The game also utilizes the double screens of the DS effectively. The fighting action takes place on the top screen, which is also used for cut-scenes. The touch screen will usually show a handy map during a level, interrupted only when you earn a Kill Gallery picture. During a cut-scene, the touch screen also shows the written text, which makes up the bulk of the story-telling. On the topic of cut-scenes, you may want to note that they are presented in manga-style static drawings. I believe that most people would prefer cinematic cut-scenes, but I find this approach rather refreshing, even though some may call it cheap. The over-the-top brush stroke writings also provided a nice wuxia feel to the overall presentation.
It's therefore a pity that the in-game graphics pale in comparison. The action appears pixelated, and the landscape doesn't alter from a very limited selection of maps. If the game wants you to go through the motion for 30+ missions, it should at least provide more diversified environments for you to do so. The audios in Dark Secret aren't any impressive as well. The game uses some random Japanese-style music in an attempt to match the Ninja theme, but they end up sounding boring and forgettable. Voice-overs are limited to unintelligible groans and moans, and sound effects are so standard that you won't notice them.

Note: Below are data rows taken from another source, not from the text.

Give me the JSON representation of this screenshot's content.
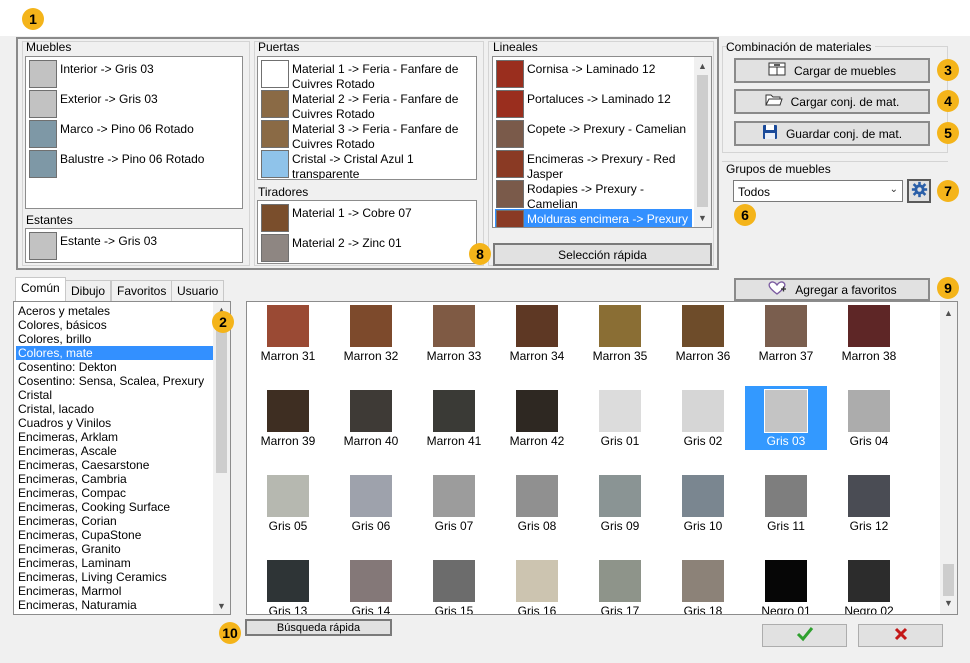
{
  "badges": [
    "1",
    "2",
    "3",
    "4",
    "5",
    "6",
    "7",
    "8",
    "9",
    "10"
  ],
  "muebles": {
    "title": "Muebles",
    "items": [
      {
        "label": "Interior -> Gris 03",
        "color": "#c2c2c2"
      },
      {
        "label": "Exterior -> Gris 03",
        "color": "#c2c2c2"
      },
      {
        "label": "Marco -> Pino 06 Rotado",
        "color": "#7e98a6"
      },
      {
        "label": "Balustre -> Pino 06 Rotado",
        "color": "#7e98a6"
      }
    ]
  },
  "estantes": {
    "title": "Estantes",
    "items": [
      {
        "label": "Estante -> Gris 03",
        "color": "#c2c2c2"
      }
    ]
  },
  "puertas": {
    "title": "Puertas",
    "items": [
      {
        "label": "Material 1 -> Feria - Fanfare de Cuivres Rotado",
        "color": "#ffffff"
      },
      {
        "label": "Material 2 -> Feria - Fanfare de Cuivres Rotado",
        "color": "#8a6a45"
      },
      {
        "label": "Material 3 -> Feria - Fanfare de Cuivres Rotado",
        "color": "#8a6a45"
      },
      {
        "label": "Cristal -> Cristal Azul 1 transparente",
        "color": "#8fc3ea"
      }
    ]
  },
  "tiradores": {
    "title": "Tiradores",
    "items": [
      {
        "label": "Material 1 -> Cobre 07",
        "color": "#7a4e2c"
      },
      {
        "label": "Material 2 -> Zinc 01",
        "color": "#8e8682"
      }
    ]
  },
  "lineales": {
    "title": "Lineales",
    "items": [
      {
        "label": "Cornisa -> Laminado 12",
        "color": "#9a2e1e"
      },
      {
        "label": "Portaluces -> Laminado 12",
        "color": "#9a2e1e"
      },
      {
        "label": "Copete -> Prexury - Camelian",
        "color": "#7a5a4a"
      },
      {
        "label": "Encimeras -> Prexury - Red Jasper",
        "color": "#8a3a24"
      },
      {
        "label": "Rodapies -> Prexury - Camelian",
        "color": "#7a5a4a"
      },
      {
        "label": "Molduras encimera -> Prexury - Red J",
        "color": "#8a3a24"
      }
    ]
  },
  "seleccion_rapida": "Selección rápida",
  "combinacion": {
    "title": "Combinación de materiales",
    "cargar_muebles": "Cargar de muebles",
    "cargar_conj": "Cargar conj. de mat.",
    "guardar_conj": "Guardar conj. de mat."
  },
  "grupos": {
    "title": "Grupos de muebles",
    "selected": "Todos"
  },
  "agregar_favoritos": "Agregar a favoritos",
  "tabs": [
    "Común",
    "Dibujo",
    "Favoritos",
    "Usuario"
  ],
  "categories": [
    "Aceros y metales",
    "Colores, básicos",
    "Colores, brillo",
    "Colores, mate",
    "Cosentino: Dekton",
    "Cosentino: Sensa, Scalea, Prexury",
    "Cristal",
    "Cristal, lacado",
    "Cuadros y Vinilos",
    "Encimeras, Arklam",
    "Encimeras, Ascale",
    "Encimeras, Caesarstone",
    "Encimeras, Cambria",
    "Encimeras, Compac",
    "Encimeras, Cooking Surface",
    "Encimeras, Corian",
    "Encimeras, CupaStone",
    "Encimeras, Granito",
    "Encimeras, Laminam",
    "Encimeras, Living Ceramics",
    "Encimeras, Marmol",
    "Encimeras, Naturamia"
  ],
  "selected_category_index": 3,
  "swatches": [
    {
      "name": "Marron 31",
      "color": "#9a4a34"
    },
    {
      "name": "Marron 32",
      "color": "#7d4a2c"
    },
    {
      "name": "Marron 33",
      "color": "#7f5a44"
    },
    {
      "name": "Marron 34",
      "color": "#5e3824"
    },
    {
      "name": "Marron 35",
      "color": "#8a6e34"
    },
    {
      "name": "Marron 36",
      "color": "#6e4c2a"
    },
    {
      "name": "Marron 37",
      "color": "#7a5e4e"
    },
    {
      "name": "Marron 38",
      "color": "#5e2626"
    },
    {
      "name": "Marron 39",
      "color": "#3e2e22"
    },
    {
      "name": "Marron 40",
      "color": "#3e3a36"
    },
    {
      "name": "Marron 41",
      "color": "#3a3a36"
    },
    {
      "name": "Marron 42",
      "color": "#2e2822"
    },
    {
      "name": "Gris 01",
      "color": "#dcdcdc"
    },
    {
      "name": "Gris 02",
      "color": "#d6d6d6"
    },
    {
      "name": "Gris 03",
      "color": "#c4c4c4"
    },
    {
      "name": "Gris 04",
      "color": "#acacac"
    },
    {
      "name": "Gris 05",
      "color": "#b6b8b0"
    },
    {
      "name": "Gris 06",
      "color": "#9ea2ac"
    },
    {
      "name": "Gris 07",
      "color": "#9c9c9c"
    },
    {
      "name": "Gris 08",
      "color": "#909090"
    },
    {
      "name": "Gris 09",
      "color": "#8a9494"
    },
    {
      "name": "Gris 10",
      "color": "#7a8690"
    },
    {
      "name": "Gris 11",
      "color": "#7e7e7e"
    },
    {
      "name": "Gris 12",
      "color": "#4a4c54"
    },
    {
      "name": "Gris 13",
      "color": "#2e3436"
    },
    {
      "name": "Gris 14",
      "color": "#847878"
    },
    {
      "name": "Gris 15",
      "color": "#6c6c6c"
    },
    {
      "name": "Gris 16",
      "color": "#ccc4b0"
    },
    {
      "name": "Gris 17",
      "color": "#8e948a"
    },
    {
      "name": "Gris 18",
      "color": "#8c8278"
    },
    {
      "name": "Negro 01",
      "color": "#060606"
    },
    {
      "name": "Negro 02",
      "color": "#2c2c2c"
    }
  ],
  "selected_swatch_index": 14,
  "busqueda_rapida": "Búsqueda rápida",
  "colors": {
    "accent": "#3390ff",
    "badge": "#f4b41a",
    "ok": "#2ea02e",
    "cancel": "#c41818",
    "gear": "#2a5fa8",
    "save": "#1a4a9a"
  }
}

Like many games in the market right now, Tenchu: Dark Secret has also multiplayer and online features. A Wi-Fi marketplace, which provides the opportunity for you to trade items online, is included. The game also has a multicard versus feature that allows up to four players to participate wirelessly in some mini-games. If you really enjoy stealing rice dumplings from your friends, this would be a chance to boost your dumplings count. Otherwise, the features feel rather run of the mill, and are not exactly inspiring.
To summarize, I'm rather disappointed by the quality of this game. It isn't exactly a failure, but it just didn't produce a more engaging playthrough. The game shows some good potential with its inventory system, but it wasted it away by being lazy with the other aspects of gameplay. If you are a Tenchu fan, the best way to approach this game is to treat it as if it had never happened.